Kehanetlerin, mucizelerin, dinsel dogmaların, demagojilerin ve kaynağı ilahi ilan edilen dinlerin reddinden dolayı peygamberler, kutsal kitaplar, sevap, günah, ibadet, dua, vahiy, melek, cin, şeytan, cennet, cehennem, ahiret ve kader gibi kavramların bu inanışta yeri yoktur.
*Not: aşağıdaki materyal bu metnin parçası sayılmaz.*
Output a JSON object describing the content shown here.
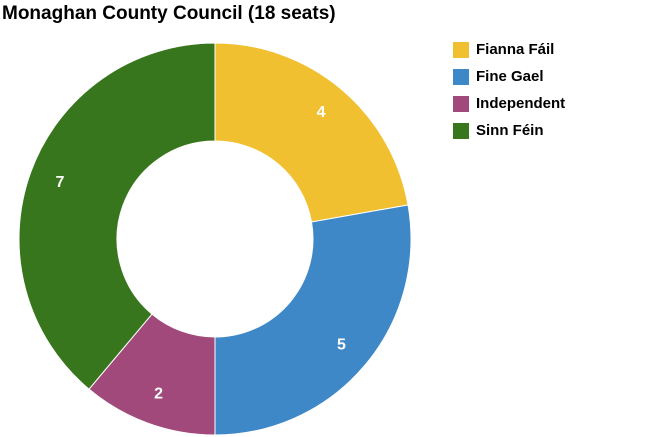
{
  "chart_data": {
    "type": "donut",
    "title": "Monaghan County Council (18 seats)",
    "categories": [
      "Fianna Fáil",
      "Fine Gael",
      "Independent",
      "Sinn Féin"
    ],
    "values": [
      4,
      5,
      2,
      7
    ],
    "colors": [
      "#f0c030",
      "#3f88c8",
      "#a0497a",
      "#38761d"
    ],
    "legend": "right"
  }
}
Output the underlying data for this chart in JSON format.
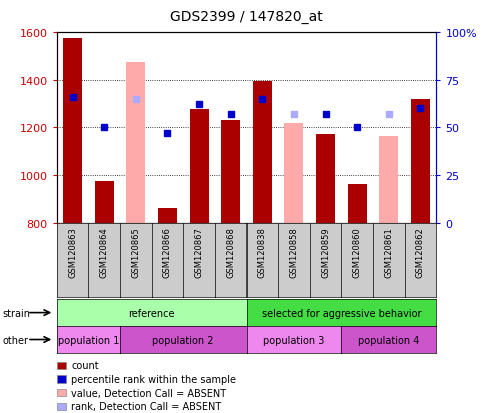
{
  "title": "GDS2399 / 147820_at",
  "samples": [
    "GSM120863",
    "GSM120864",
    "GSM120865",
    "GSM120866",
    "GSM120867",
    "GSM120868",
    "GSM120838",
    "GSM120858",
    "GSM120859",
    "GSM120860",
    "GSM120861",
    "GSM120862"
  ],
  "count_values": [
    1575,
    975,
    null,
    860,
    1275,
    1230,
    1395,
    null,
    1170,
    960,
    null,
    1320
  ],
  "absent_value_values": [
    null,
    null,
    1475,
    null,
    null,
    null,
    null,
    1220,
    null,
    null,
    1165,
    null
  ],
  "percentile_rank": [
    66,
    50,
    null,
    47,
    62,
    57,
    65,
    null,
    57,
    50,
    null,
    60
  ],
  "absent_rank_values": [
    null,
    null,
    65,
    null,
    null,
    null,
    null,
    57,
    null,
    null,
    57,
    null
  ],
  "ylim_left": [
    800,
    1600
  ],
  "ylim_right": [
    0,
    100
  ],
  "yticks_left": [
    800,
    1000,
    1200,
    1400,
    1600
  ],
  "yticks_right": [
    0,
    25,
    50,
    75,
    100
  ],
  "bar_width": 0.6,
  "count_color": "#aa0000",
  "absent_value_color": "#ffaaaa",
  "percentile_color": "#0000cc",
  "absent_rank_color": "#aaaaff",
  "strain_groups": [
    {
      "label": "reference",
      "samples": [
        "GSM120863",
        "GSM120864",
        "GSM120865",
        "GSM120866",
        "GSM120867",
        "GSM120868"
      ],
      "color": "#aaffaa"
    },
    {
      "label": "selected for aggressive behavior",
      "samples": [
        "GSM120838",
        "GSM120858",
        "GSM120859",
        "GSM120860",
        "GSM120861",
        "GSM120862"
      ],
      "color": "#44dd44"
    }
  ],
  "other_groups": [
    {
      "label": "population 1",
      "samples": [
        "GSM120863",
        "GSM120864"
      ],
      "color": "#ee88ee"
    },
    {
      "label": "population 2",
      "samples": [
        "GSM120865",
        "GSM120866",
        "GSM120867",
        "GSM120868"
      ],
      "color": "#cc55cc"
    },
    {
      "label": "population 3",
      "samples": [
        "GSM120838",
        "GSM120858",
        "GSM120859"
      ],
      "color": "#ee88ee"
    },
    {
      "label": "population 4",
      "samples": [
        "GSM120860",
        "GSM120861",
        "GSM120862"
      ],
      "color": "#cc55cc"
    }
  ],
  "legend_items": [
    {
      "label": "count",
      "color": "#aa0000"
    },
    {
      "label": "percentile rank within the sample",
      "color": "#0000cc"
    },
    {
      "label": "value, Detection Call = ABSENT",
      "color": "#ffaaaa"
    },
    {
      "label": "rank, Detection Call = ABSENT",
      "color": "#aaaaff"
    }
  ],
  "ylabel_left_color": "#cc0000",
  "ylabel_right_color": "#0000cc",
  "xtick_bg_color": "#cccccc",
  "fig_bg_color": "#ffffff",
  "plot_bg_color": "#ffffff"
}
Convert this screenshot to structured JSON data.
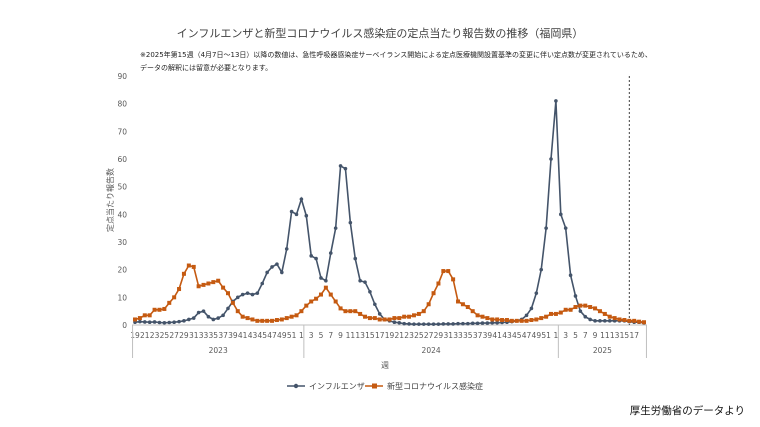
{
  "chart_data": {
    "type": "line",
    "title": "インフルエンザと新型コロナウイルス感染症の定点当たり報告数の推移（福岡県）",
    "note_lines": [
      "※2025年第15週（4月7日～13日）以降の数値は、急性呼吸器感染症サーベイランス開始による定点医療機関設置基準の変更に伴い定点数が変更されているため、",
      "データの解釈には留意が必要となります。"
    ],
    "ylabel": "定点当たり報告数",
    "xlabel": "週",
    "ylim": [
      0,
      90
    ],
    "yticks": [
      0,
      10,
      20,
      30,
      40,
      50,
      60,
      70,
      80,
      90
    ],
    "x_tick_labels": [
      "19",
      "21",
      "23",
      "25",
      "27",
      "29",
      "31",
      "33",
      "35",
      "37",
      "39",
      "41",
      "43",
      "45",
      "47",
      "49",
      "51",
      "1",
      "3",
      "5",
      "7",
      "9",
      "11",
      "13",
      "15",
      "17",
      "19",
      "21",
      "23",
      "25",
      "27",
      "29",
      "31",
      "33",
      "35",
      "37",
      "39",
      "41",
      "43",
      "45",
      "47",
      "49",
      "51",
      "1",
      "3",
      "5",
      "7",
      "9",
      "11",
      "13",
      "15",
      "17"
    ],
    "year_groups": [
      {
        "label": "2023",
        "start": 0,
        "end": 34
      },
      {
        "label": "2024",
        "start": 35,
        "end": 86
      },
      {
        "label": "2025",
        "start": 87,
        "end": 104
      }
    ],
    "marker_line_index": 101,
    "grid": false,
    "legend_position": "bottom",
    "series": [
      {
        "name": "インフルエンザ",
        "color": "#44546a",
        "marker": "circle",
        "values": [
          1.0,
          1.2,
          1.1,
          1.0,
          1.1,
          0.9,
          0.8,
          0.9,
          1.0,
          1.2,
          1.5,
          2.0,
          2.5,
          4.5,
          5.0,
          3.0,
          2.0,
          2.5,
          3.5,
          6.0,
          8.5,
          10.0,
          11.0,
          11.5,
          11.0,
          11.5,
          15.0,
          19.0,
          21.0,
          22.0,
          19.0,
          27.5,
          41.0,
          40.0,
          45.5,
          39.5,
          25.0,
          24.0,
          17.0,
          16.0,
          26.0,
          35.0,
          57.5,
          56.5,
          37.0,
          24.0,
          16.0,
          15.5,
          12.0,
          7.5,
          4.0,
          2.0,
          1.5,
          1.0,
          0.8,
          0.5,
          0.4,
          0.3,
          0.3,
          0.3,
          0.3,
          0.3,
          0.3,
          0.4,
          0.4,
          0.4,
          0.5,
          0.5,
          0.5,
          0.6,
          0.6,
          0.7,
          0.7,
          0.8,
          0.8,
          0.9,
          1.0,
          1.2,
          1.5,
          2.0,
          3.5,
          6.0,
          11.5,
          20.0,
          35.0,
          60.0,
          81.0,
          40.0,
          35.0,
          18.0,
          10.5,
          5.0,
          3.0,
          2.0,
          1.5,
          1.5,
          1.5,
          1.5,
          1.5,
          1.5,
          1.5,
          1.2,
          1.0,
          1.0,
          0.8
        ]
      },
      {
        "name": "新型コロナウイルス感染症",
        "color": "#c55a11",
        "marker": "square",
        "values": [
          2.0,
          2.5,
          3.5,
          3.5,
          5.5,
          5.5,
          5.8,
          8.0,
          10.0,
          13.0,
          18.5,
          21.5,
          21.0,
          14.0,
          14.5,
          15.0,
          15.5,
          16.0,
          13.5,
          11.5,
          8.0,
          5.0,
          3.0,
          2.5,
          2.0,
          1.5,
          1.5,
          1.5,
          1.5,
          1.8,
          2.0,
          2.5,
          3.0,
          3.5,
          5.0,
          7.0,
          8.5,
          9.5,
          11.0,
          13.5,
          11.0,
          8.5,
          6.0,
          5.0,
          5.0,
          5.0,
          4.0,
          3.0,
          2.5,
          2.5,
          2.0,
          2.0,
          2.0,
          2.5,
          2.5,
          3.0,
          3.0,
          3.5,
          4.0,
          5.0,
          7.5,
          11.5,
          15.0,
          19.5,
          19.5,
          16.5,
          8.5,
          7.5,
          6.5,
          5.0,
          3.5,
          3.0,
          2.5,
          2.0,
          2.0,
          1.8,
          1.8,
          1.5,
          1.5,
          1.5,
          1.5,
          1.8,
          2.0,
          2.5,
          3.0,
          4.0,
          4.0,
          4.5,
          5.5,
          5.5,
          6.5,
          7.0,
          7.0,
          6.5,
          6.0,
          5.0,
          4.0,
          3.0,
          2.5,
          2.0,
          1.8,
          1.5,
          1.5,
          1.2,
          1.0
        ]
      }
    ]
  },
  "source_text": "厚生労働省のデータより"
}
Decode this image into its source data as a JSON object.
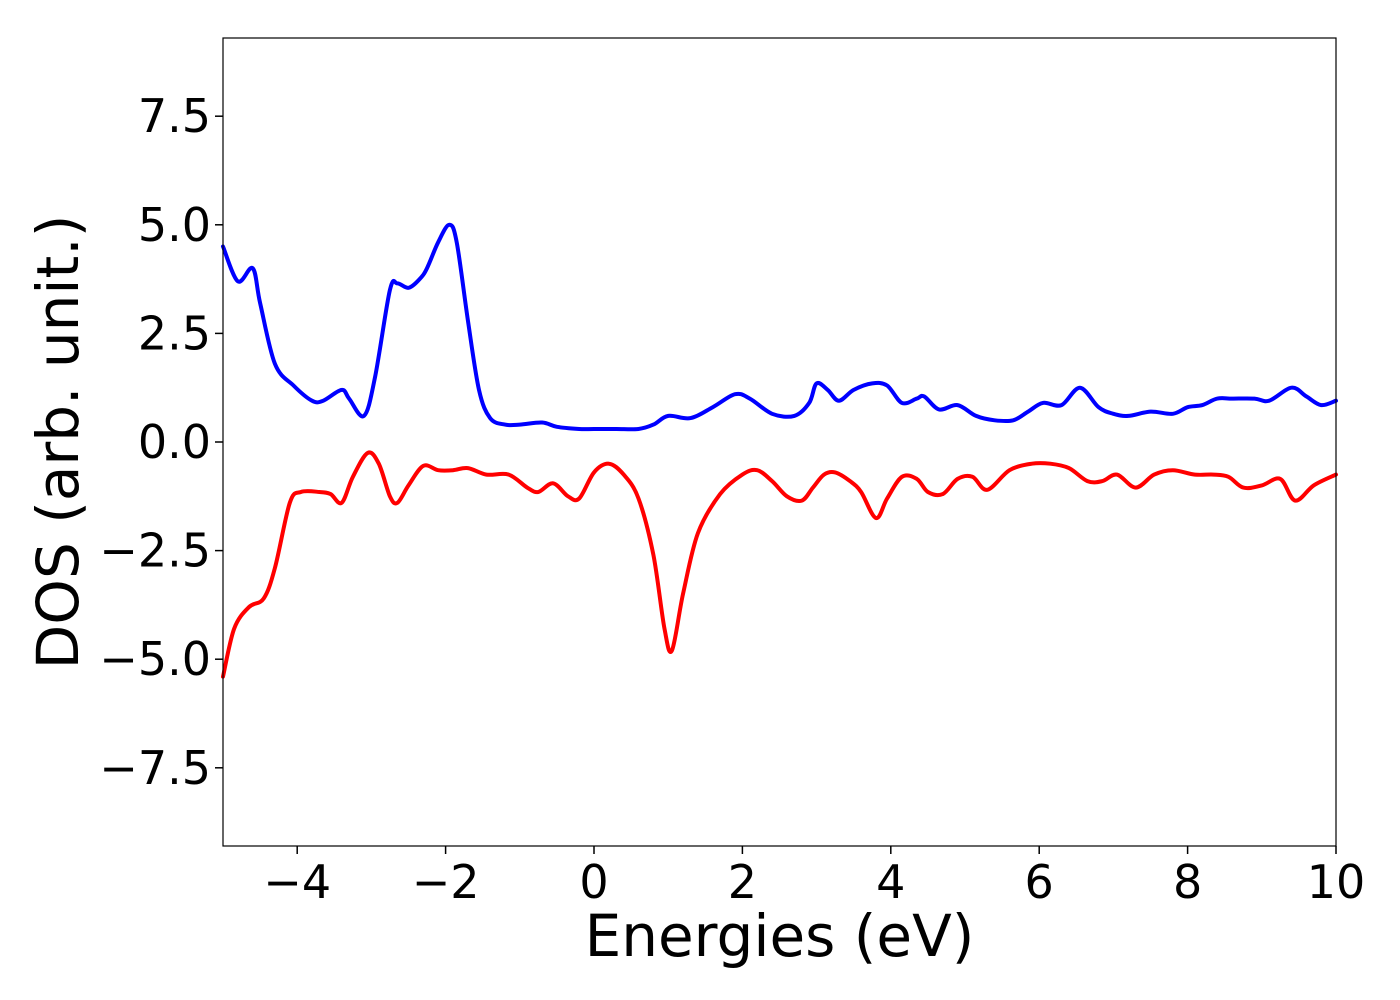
{
  "chart_data": {
    "type": "line",
    "title": "",
    "xlabel": "Energies (eV)",
    "ylabel": "DOS (arb. unit.)",
    "xlim": [
      -5,
      10
    ],
    "ylim": [
      -9.3,
      9.3
    ],
    "grid": false,
    "x_ticks": [
      -4,
      -2,
      0,
      2,
      4,
      6,
      8,
      10
    ],
    "x_tick_labels": [
      "−4",
      "−2",
      "0",
      "2",
      "4",
      "6",
      "8",
      "10"
    ],
    "y_ticks": [
      7.5,
      5.0,
      2.5,
      0.0,
      -2.5,
      -5.0,
      -7.5
    ],
    "y_tick_labels": [
      "7.5",
      "5.0",
      "2.5",
      "0.0",
      "−2.5",
      "−5.0",
      "−7.5"
    ],
    "series": [
      {
        "color": "#0000ff",
        "x": [
          -5.0,
          -4.8,
          -4.6,
          -4.5,
          -4.3,
          -4.05,
          -3.8,
          -3.65,
          -3.4,
          -3.3,
          -3.1,
          -2.95,
          -2.75,
          -2.65,
          -2.5,
          -2.35,
          -2.25,
          -2.1,
          -1.95,
          -1.85,
          -1.7,
          -1.55,
          -1.4,
          -1.2,
          -1.0,
          -0.7,
          -0.5,
          -0.2,
          0.0,
          0.3,
          0.6,
          0.8,
          1.0,
          1.3,
          1.6,
          1.9,
          2.1,
          2.4,
          2.7,
          2.9,
          3.0,
          3.15,
          3.3,
          3.5,
          3.75,
          3.95,
          4.15,
          4.35,
          4.45,
          4.65,
          4.9,
          5.15,
          5.4,
          5.65,
          5.85,
          6.05,
          6.3,
          6.55,
          6.8,
          7.0,
          7.2,
          7.5,
          7.8,
          8.0,
          8.2,
          8.4,
          8.6,
          8.9,
          9.1,
          9.4,
          9.6,
          9.8,
          10.0
        ],
        "y": [
          4.5,
          3.7,
          4.0,
          3.2,
          1.8,
          1.3,
          0.95,
          0.95,
          1.2,
          1.0,
          0.6,
          1.5,
          3.5,
          3.65,
          3.55,
          3.75,
          4.0,
          4.6,
          5.0,
          4.6,
          2.8,
          1.2,
          0.55,
          0.4,
          0.4,
          0.45,
          0.35,
          0.3,
          0.3,
          0.3,
          0.3,
          0.4,
          0.6,
          0.55,
          0.8,
          1.1,
          1.0,
          0.65,
          0.6,
          0.9,
          1.35,
          1.2,
          0.95,
          1.2,
          1.35,
          1.3,
          0.9,
          1.0,
          1.05,
          0.75,
          0.85,
          0.6,
          0.5,
          0.5,
          0.7,
          0.9,
          0.85,
          1.25,
          0.8,
          0.65,
          0.6,
          0.7,
          0.65,
          0.8,
          0.85,
          1.0,
          1.0,
          1.0,
          0.95,
          1.25,
          1.05,
          0.85,
          0.95
        ]
      },
      {
        "color": "#ff0000",
        "x": [
          -5.0,
          -4.85,
          -4.65,
          -4.45,
          -4.3,
          -4.1,
          -3.95,
          -3.7,
          -3.55,
          -3.4,
          -3.25,
          -3.05,
          -2.9,
          -2.75,
          -2.65,
          -2.5,
          -2.3,
          -2.1,
          -1.9,
          -1.7,
          -1.45,
          -1.15,
          -0.9,
          -0.75,
          -0.55,
          -0.35,
          -0.2,
          0.0,
          0.2,
          0.4,
          0.6,
          0.8,
          0.95,
          1.05,
          1.2,
          1.4,
          1.7,
          2.0,
          2.2,
          2.4,
          2.6,
          2.8,
          2.95,
          3.1,
          3.25,
          3.45,
          3.6,
          3.8,
          3.95,
          4.15,
          4.35,
          4.5,
          4.7,
          4.9,
          5.1,
          5.3,
          5.6,
          5.9,
          6.15,
          6.4,
          6.65,
          6.85,
          7.05,
          7.3,
          7.55,
          7.8,
          8.1,
          8.35,
          8.55,
          8.75,
          9.0,
          9.25,
          9.45,
          9.7,
          10.0
        ],
        "y": [
          -5.4,
          -4.3,
          -3.8,
          -3.6,
          -2.9,
          -1.4,
          -1.15,
          -1.15,
          -1.2,
          -1.4,
          -0.8,
          -0.25,
          -0.5,
          -1.25,
          -1.4,
          -1.0,
          -0.55,
          -0.65,
          -0.65,
          -0.6,
          -0.75,
          -0.75,
          -1.05,
          -1.15,
          -0.95,
          -1.25,
          -1.3,
          -0.7,
          -0.5,
          -0.75,
          -1.3,
          -2.6,
          -4.3,
          -4.8,
          -3.5,
          -2.1,
          -1.2,
          -0.75,
          -0.65,
          -0.9,
          -1.25,
          -1.35,
          -1.05,
          -0.75,
          -0.7,
          -0.9,
          -1.15,
          -1.75,
          -1.3,
          -0.8,
          -0.85,
          -1.15,
          -1.2,
          -0.85,
          -0.8,
          -1.1,
          -0.65,
          -0.5,
          -0.5,
          -0.6,
          -0.9,
          -0.9,
          -0.75,
          -1.05,
          -0.75,
          -0.65,
          -0.75,
          -0.75,
          -0.8,
          -1.05,
          -1.0,
          -0.85,
          -1.35,
          -1.0,
          -0.75
        ]
      }
    ]
  }
}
Belirli bir öncüsü, merkezi bulunmaması sebebiyle deizm’de ihtiyaç duyulan tek şey sağduyulu olmak ve her şeyi akıl süzgecinden geçirmektir.
M.S. 500’lü yıllarda Mekke’de tanrı inancının var olduğu ve fakat bu tanrıya ait güçlerin, kendi elleriyle yaptıkları diğer tanrılara tevdi edildiği dolayısıyla bir peygambere ihtiyaç duyulmadan kendi işini kendi adına yeryüzünde idame ettirdiği, hiçbir şeye müdahalede bulunmadığından dolayı da her türlü günahın mubah sayıldığı ve yine bu inanma öğretisinin gereği olarak insanlar arasındaki anlaşmaların ve uzlaşmaların salt akıl süzgecinden geçirilerek yoluna koyulduğu inancının günümüze uyarlanmış şekline deizm diyebilir miyiz?
İşte tam da bu yüzyılda ilahi takdir, söz sanatının çok güçlü olduğu bir kavme söz sanatının en güzeli olan kelimelerle doğru yolu bir kere daha gösteriverdi.
Bir peygamber eliyle…
Bir peygamber duruşuyla…
ve arkasından yürüyen er-oğlu erlerle binbeşyüz yıl yol alıverdik.
Geçmişin tebliğ söylemlerinin yanında dik duruşa sahip önderler varken günümüzde (2000’li yılların başından sonra) sadece kitap sayfalarında, Facebook’ta süslü yazılarda, Instagram’da resim (poz) altına düşülen notlarda, dik durabilen insanların sözleriyle baş başa kalıverdik.
“kısaca duruş” gitti “söz” kaldı…
İşte bugün gençliği izm’lerin tuzağından kurtaracak şey, duruş sahibi insanların son şahitleri olarak bizlerin bu kelimeleri vücuda getirme zamanıdır.